Читая последние строки, Серафим заплакал.
– Ну что ж, – сказал Фигурин, – по-моему, ничего антисоветского нет. И вообще, – он сделал неопределенные движения руками, – кажется, неплохо. А вы как считаете? – обернулся он к Борисову.
– Хорошее стихотворение, – сказал Борисов. – С наших позиций.
– Там, правда, в начале неувязочка, – вмешался Ермолкин. – Стелился туман и в то же время воздух был как?
– Прозрачен и чист, – заглянув в блокнот, сказал Бутылко.
– Так здесь как-то не того. Туман – и одновременно прозрачен и чист.
– Так это ж над оврагом туман. А в остальных местах он прозрачен и, тык-скыть, чист.
– Да, так может быть, – авторитетно сказал Фигурин. – Овраг внизу, там туман, а чуть повыше… Но мне лично как раз концовка кажется не совсем. Железный Феликс – это хорошо, образно, но желательно как-нибудь… ну, я бы сказал, пооптимистичнее.
– Побольше, тык-скыть, мажора? – спросил Бутылко.
– Вот именно, мажора побольше, – обрадовался Фигурин подходящему слову. – Ну там, конечно, в начале и еще больше в середине, когда вы пишете, что погиб герой, грусть нужна, не без этого. Но в то же время нужно, чтобы в целом стихотворение не наводило уныния, а звало в бой, к новым победам. Ну, можно как-нибудь так сказать, что он сам погиб, но своим подвигом вдохновил других, и на его место встанут тысячи новых бойцов.

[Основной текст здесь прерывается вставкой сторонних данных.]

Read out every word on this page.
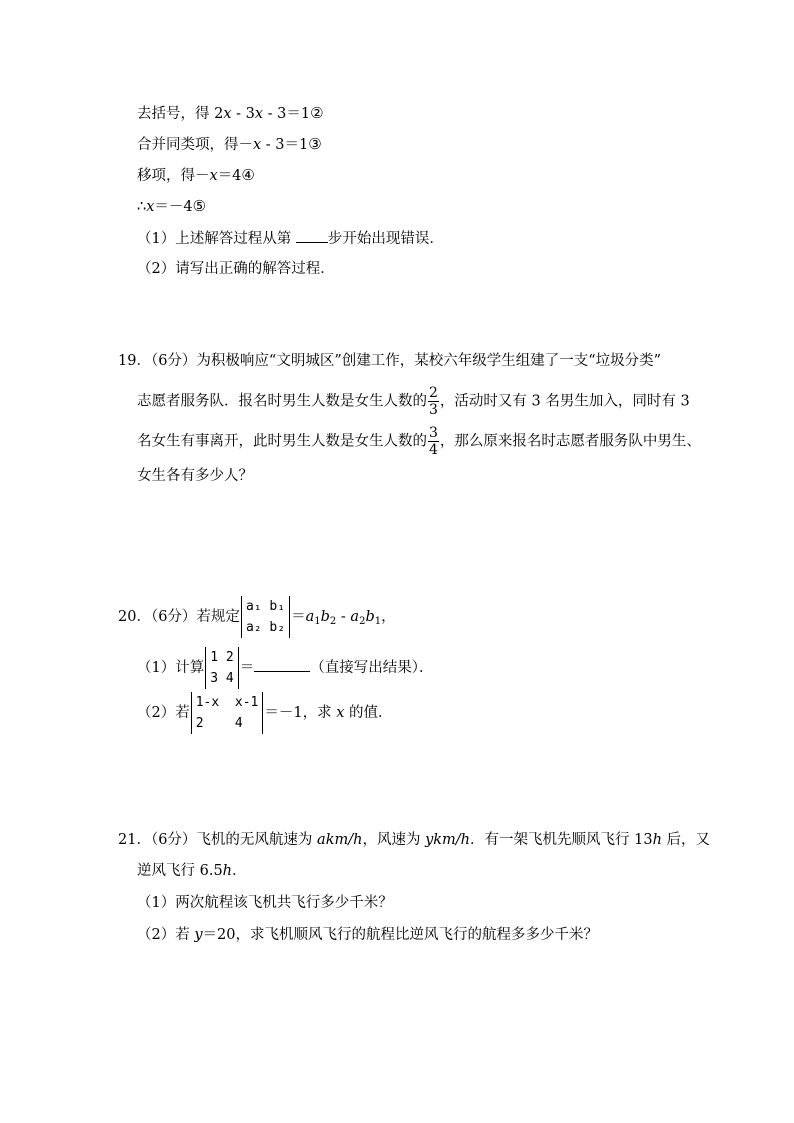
去括号，得 2x - 3x - 3＝1②
合并同类项，得－x - 3＝1③
移项，得－x＝4④
∴x＝－4⑤
（1）上述解答过程从第 步开始出现错误．
（2）请写出正确的解答过程．
19．（6分）为积极响应“文明城区”创建工作，某校六年级学生组建了一支“垃圾分类”
志愿者服务队．报名时男生人数是女生人数的 $\frac{2}{3}$ ，活动时又有 3 名男生加入，同时有 3
名女生有事离开，此时男生人数是女生人数的 $\frac{3}{4}$ ，那么原来报名时志愿者服务队中男生、
女生各有多少人？
20．（6分）若规定
a₁ b₁
a₂ b₂
$=a_1b_2 - a_2b_1$，
（1）计算
1 2
3 4
＝	（直接写出结果）．
（2）若
1-x  x-1
2    4
＝－1，求 x 的值．
21．（6分）飞机的无风航速为 akm/h，风速为 ykm/h．有一架飞机先顺风飞行 13h 后，又
逆风飞行 6.5h．
（1）两次航程该飞机共飞行多少千米？
（2）若 y＝20，求飞机顺风飞行的航程比逆风飞行的航程多多少千米？
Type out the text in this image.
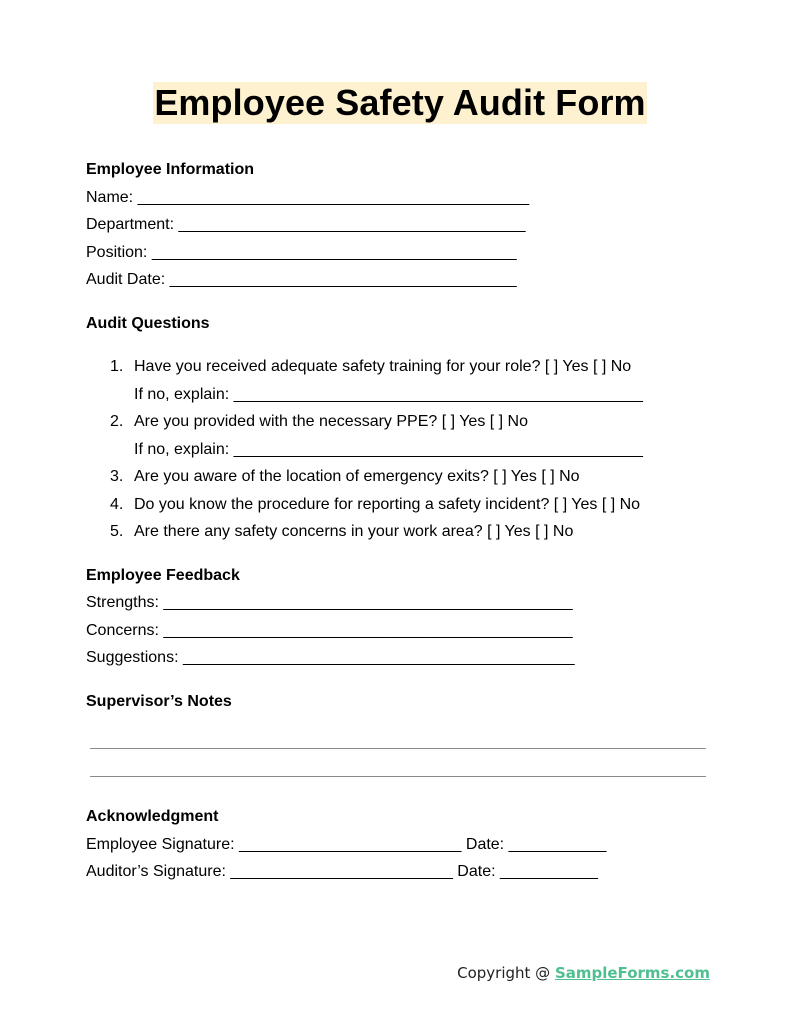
Employee Safety Audit Form
Employee Information
Name: ____________________________________________
Department: _______________________________________
Position: _________________________________________
Audit Date: _______________________________________
Audit Questions
1. Have you received adequate safety training for your role? [ ] Yes [ ] No
If no, explain: ______________________________________________
2. Are you provided with the necessary PPE? [ ] Yes [ ] No
If no, explain: ______________________________________________
3. Are you aware of the location of emergency exits? [ ] Yes [ ] No
4. Do you know the procedure for reporting a safety incident? [ ] Yes [ ] No
5. Are there any safety concerns in your work area? [ ] Yes [ ] No
Employee Feedback
Strengths: ______________________________________________
Concerns: ______________________________________________
Suggestions: ____________________________________________
Supervisor’s Notes
Acknowledgment
Employee Signature: _________________________ Date: ___________
Auditor’s Signature: _________________________ Date: ___________
Copyright @ SampleForms.com
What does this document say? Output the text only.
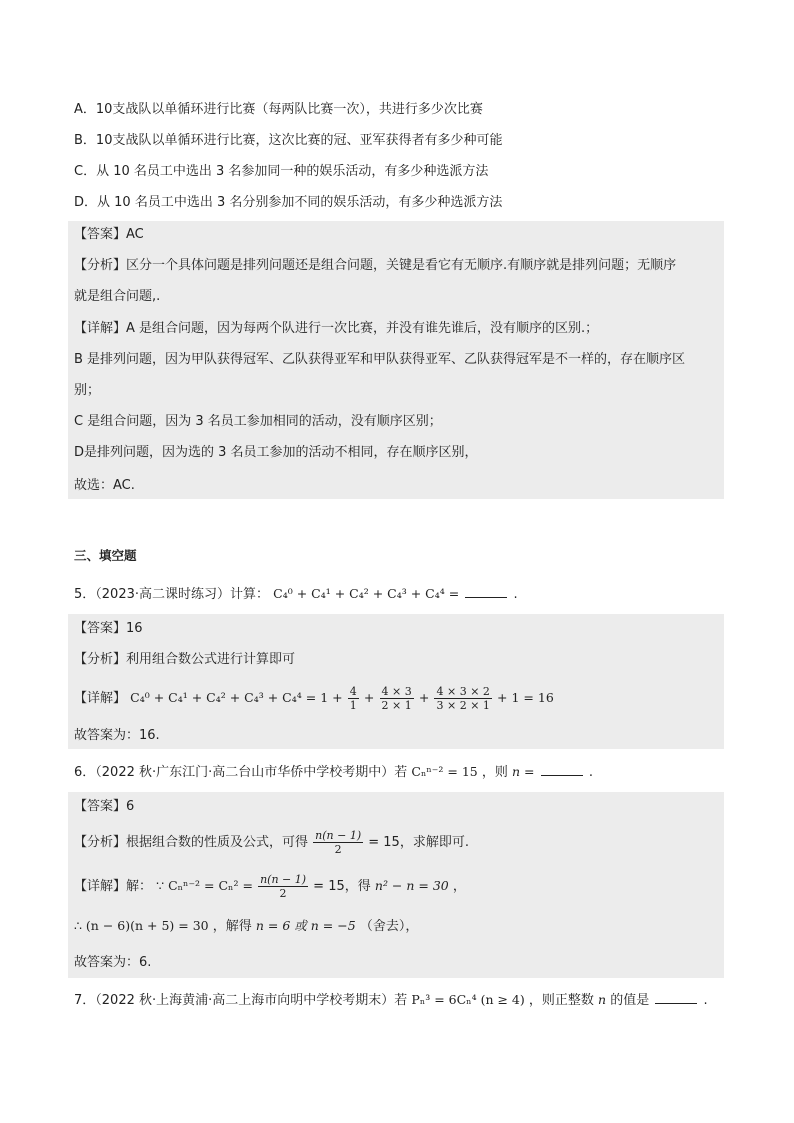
A．10支战队以单循环进行比赛（每两队比赛一次），共进行多少次比赛
B．10支战队以单循环进行比赛，这次比赛的冠、亚军获得者有多少种可能
C．从 10 名员工中选出 3 名参加同一种的娱乐活动，有多少种选派方法
D．从 10 名员工中选出 3 名分别参加不同的娱乐活动，有多少种选派方法
【答案】AC
【分析】区分一个具体问题是排列问题还是组合问题，关键是看它有无顺序.有顺序就是排列问题；无顺序
就是组合问题,.
【详解】A 是组合问题，因为每两个队进行一次比赛，并没有谁先谁后，没有顺序的区别.；
B 是排列问题，因为甲队获得冠军、乙队获得亚军和甲队获得亚军、乙队获得冠军是不一样的，存在顺序区
别；
C 是组合问题，因为 3 名员工参加相同的活动，没有顺序区别；
D是排列问题，因为选的 3 名员工参加的活动不相同，存在顺序区别，
故选：AC.
三、填空题
5．（2023·高二课时练习）计算： C₄⁰ + C₄¹ + C₄² + C₄³ + C₄⁴ =	.
【答案】16
【分析】利用组合数公式进行计算即可
【详解】 $C_4^0 + C_4^1 + C_4^2 + C_4^3 + C_4^4 = 1 + \frac{4}{1} + \frac{4 \times 3}{2 \times 1} + \frac{4 \times 3 \times 2}{3 \times 2 \times 1} + 1 = 16$
故答案为：16.
6．（2022 秋·广东江门·高二台山市华侨中学校考期中）若 Cₙⁿ⁻² = 15 ，则 n =	.
【答案】6
【分析】根据组合数的性质及公式，可得 $\frac{n(n - 1)}{2} = 15$，求解即可.
【详解】解： ∵ $C_n^{n-2} = C_n^2 = \frac{n(n - 1)}{2} = 15$，得 n² − n = 30 ，
∴ (n − 6)(n + 5) = 30 ，解得 n = 6 或 n = −5 （舍去），
故答案为：6.
7．（2022 秋·上海黄浦·高二上海市向明中学校考期末）若 Pₙ³ = 6Cₙ⁴ (n ≥ 4) ，则正整数 n 的值是	.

– Очень хорошо! – с чувством сказал Бутылко, записывая. – Можно, тык-скыть, как-нибудь вот в таком духе:
Погиб Афанасий Миляга,Но та-та в каком-то бою.Я тоже когда-нибудь лягуЗа Родину, тык-скыть, свою.
Так?
– Вот-вот, – замахал руками Фигурин. – Как-нибудь в этом духе, но не лягу – у вас в стихотворении уже один лежит, хватит, а как-нибудь отомщу, мол, твоим врагам.
– Принимаю к сведению, – сказал Бутылко.
– Очень ценное замечание, – вставил Борисов.
– Ну ладно. – Фигурин посмотрел на часы. – Мне пора. Напоминаю всем: завтра в двенадцать часов. Нужно, чтобы все было спокойно и организованно. Побольше людей с предприятий. И обязательно слушать, кто что говорит. Если услышите такие разговоры, что Миляга не герой был, а совсем наоборот, таких людей, пожалуйста, это просьба ко всем, берите на заметку и фамилии сообщите кому-нибудь из наших людей или еще лучше лично мне. Вести, значит, будете вы. – Борисов наклонил голову. – Два-три выступления здесь и два-три у могилы. Ну, и вы, значит, стихи прочтете. Но, повторяю, побольше оптимизма, так, чтобы, понимаете, после этого жить, знаете ли, хотелось, бороться. Извините, товарищи, тороплюсь.
14
Фигурин вышел из клуба, но направился не Туда Куда Надо, а к Дому колхозника. Он шел по темной Поперечно-Почтамтской улице. Моросил дождь. Время от времени майор утирал ладонью лицо. Настроение было хорошее. Все шло по плану. В голове вертелись строчки стихов:
Но та-та в каком-то боюЯ тоже когда-нибудь лягуЗа Родину, тык-скыть, свою.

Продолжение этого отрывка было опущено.